Его клетка была рядом. Один из стражей молча отомкнул запор, другой впихнул пленника внутрь, а третий поставил перед ним поднос с мясом, сухарями и фруктами. Затем солдаты удалились, а тощий светловолосый великан набросился на еду с такой жадностью, словно голодал не меньше трех дней. Прожевав и проглотив первые куски, он бросил быстрый взгляд на соседа и буркнул:

– Хадр Ти! Севайна оу? Каросса?

– Ешь ты много, парень, и кость у тебя широкая, - сказал Конан, - но впрок еда тебе не идет. С чего бы? Или боги немилостивы к тебе, или труд твой непосилен… Клянусь Кромом, мне кажется, что ты вот-вот отправишься на Серые Равнины!
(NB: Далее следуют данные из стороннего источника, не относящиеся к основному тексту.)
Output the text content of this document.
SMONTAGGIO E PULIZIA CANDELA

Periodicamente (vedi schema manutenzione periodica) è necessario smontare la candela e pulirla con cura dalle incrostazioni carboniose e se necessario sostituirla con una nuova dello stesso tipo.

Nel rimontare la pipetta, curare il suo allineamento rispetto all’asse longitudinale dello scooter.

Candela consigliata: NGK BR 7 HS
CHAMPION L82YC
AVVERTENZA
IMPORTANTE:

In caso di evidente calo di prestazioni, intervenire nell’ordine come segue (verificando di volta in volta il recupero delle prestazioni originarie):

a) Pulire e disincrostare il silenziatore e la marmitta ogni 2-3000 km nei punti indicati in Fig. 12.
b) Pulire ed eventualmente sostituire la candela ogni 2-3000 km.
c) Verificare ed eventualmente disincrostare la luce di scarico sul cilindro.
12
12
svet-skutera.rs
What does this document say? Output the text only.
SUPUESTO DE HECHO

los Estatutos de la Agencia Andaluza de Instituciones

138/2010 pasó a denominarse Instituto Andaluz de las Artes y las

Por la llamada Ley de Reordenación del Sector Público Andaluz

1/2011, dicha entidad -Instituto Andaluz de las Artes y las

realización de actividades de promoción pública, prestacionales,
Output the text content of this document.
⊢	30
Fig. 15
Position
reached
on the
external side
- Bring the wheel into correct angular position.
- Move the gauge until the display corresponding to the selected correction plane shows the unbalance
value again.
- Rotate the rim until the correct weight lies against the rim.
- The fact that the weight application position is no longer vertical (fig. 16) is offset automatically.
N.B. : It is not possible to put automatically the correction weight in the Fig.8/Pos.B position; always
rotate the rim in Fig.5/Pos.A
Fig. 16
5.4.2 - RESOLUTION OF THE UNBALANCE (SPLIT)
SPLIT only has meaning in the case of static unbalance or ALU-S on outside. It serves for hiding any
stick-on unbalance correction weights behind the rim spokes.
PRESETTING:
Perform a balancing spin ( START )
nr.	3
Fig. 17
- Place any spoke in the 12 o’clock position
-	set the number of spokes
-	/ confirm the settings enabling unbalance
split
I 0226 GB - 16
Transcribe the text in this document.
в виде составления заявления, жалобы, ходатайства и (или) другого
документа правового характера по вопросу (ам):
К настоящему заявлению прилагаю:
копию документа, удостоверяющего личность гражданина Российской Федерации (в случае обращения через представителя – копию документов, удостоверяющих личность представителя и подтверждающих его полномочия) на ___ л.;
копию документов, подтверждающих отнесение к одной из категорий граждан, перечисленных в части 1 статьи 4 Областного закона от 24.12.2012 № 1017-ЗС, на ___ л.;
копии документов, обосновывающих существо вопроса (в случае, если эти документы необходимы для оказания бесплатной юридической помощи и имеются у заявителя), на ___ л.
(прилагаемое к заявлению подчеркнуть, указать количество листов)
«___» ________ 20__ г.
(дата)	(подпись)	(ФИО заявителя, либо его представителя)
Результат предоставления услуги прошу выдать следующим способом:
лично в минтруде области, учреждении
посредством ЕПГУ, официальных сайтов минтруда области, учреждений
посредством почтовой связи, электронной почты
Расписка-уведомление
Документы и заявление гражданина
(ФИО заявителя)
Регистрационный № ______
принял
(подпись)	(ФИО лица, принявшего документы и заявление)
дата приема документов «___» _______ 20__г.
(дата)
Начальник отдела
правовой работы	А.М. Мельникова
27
Светловолосый замер с куском у рта. Затем, отложив мясо, он запустил пятерню в бороду и принялся осматривать Конана - с ног до головы и с головы до ног. Продолжалось это ровно столько времени, сколько нужно, чтобы не торопясь выпить чашку вина. Наконец пленник заговорил - на таком же полупонятном Конану киммерийском, с присвистыванием и хрипами, как у крючконосого мага.

– Атталанта? Ты - атталанта? Где они тебя схватили несчастный?

– Я киммериец, - Конан нахмурился, - и никогда не слышал о народе атталанта, хоть обошел все хайборийские земли от Ванахейма до Стигии! О чем ты, тощая жердь?

– Ты не слышал об атталанта, но говоришь на их языке и выглядишь как атталанта, - заявил светловолосый, вновь принимаясь за еду. - Мне ли не знать, кто такие атталанты! Они - храбрые воины, но многим из них я пустил кровь, покуда не попался в лапы грондарцам!

– Моей крови ты не увидишь, приятель. Вздохнуть не успеешь, как я сломаю тебе хребет!

– Не стоит, - миролюбиво заметил пленник. - Жить мне осталось недолго, и теперь я вижу, что ты не так уж похож на атталанта. Мои счеты с ними - дело прошлое, а сейчас оба мы в неволе, так что и тебя, и меня ждет одна судьба. Меня - раньше, тебя - позже… Смерти нам, однако, не миновать.

– Смерти никому не миновать, - сказал Конан и, промолчав некоторое время, спросил: - как тебя зовут, тень с Серый Равнин?

– Я же сказал - Хадр Ти! Я - княжеского рода, и в прежние времена командовал полутысячей всадников, сражался и с валузийцами, и с грондарцами, и с твоими атталанта… и совершил много великого и славного!

– Еще раз говорю тебе: я - киммериец, а не атталанта! - рявкнул Конан. Потом, успокоившись, он произнес: - Но крючконосый колдун говорил, что я - потомок атталанта. пес, живучее племя, сказал он… Ну, семя семенем, а за пса я порву ему глотку!

Хадр Ти зашелся хриплым смехом.

– Тоиланне? Это не просто, совсем не просто, киммериец! Может, ты и потомок храбрецов-атталанта, но до глотки колдуна тебе не дотянуться! Раньше он выжмет из тебя все соки своим проклятым чародейством, и станешь ты таким же, как я - мешком с костями. К тому же, кроме Тоиланны есть Сын Зари, благородный Иолла, и поймали тебя его воины. Он тут главный! Понимаешь?

– Нет, - признался Конан. - Расскажи, а я постараюсь понять.

И Хадр Ти заговорил, временами прерываясь, чтоб прожевать кусок мяса или запить водой сухарь. Речи его были странными, если не сказать больше, но Конан слушал их с вниманием и доверием, ибо в свои молодые годы повидал он всякого и знал, что в мире имеется множество чудес, по большей части злых, так как на одного светлого мага приходится десяток черных, а боги редко благоволят людям. Во всяком случае, Кром, божество его племени, был суров и немилостив, и киммерийцы лишь клялись именем Крома, но помощи у него не просили.

Так что рассказы Хадра Ти, бывшего князя и военачальника, бывшего воина, чью жизнь высосал грондарский маг, могли вполне оказаться правдой. Жуткой правдой!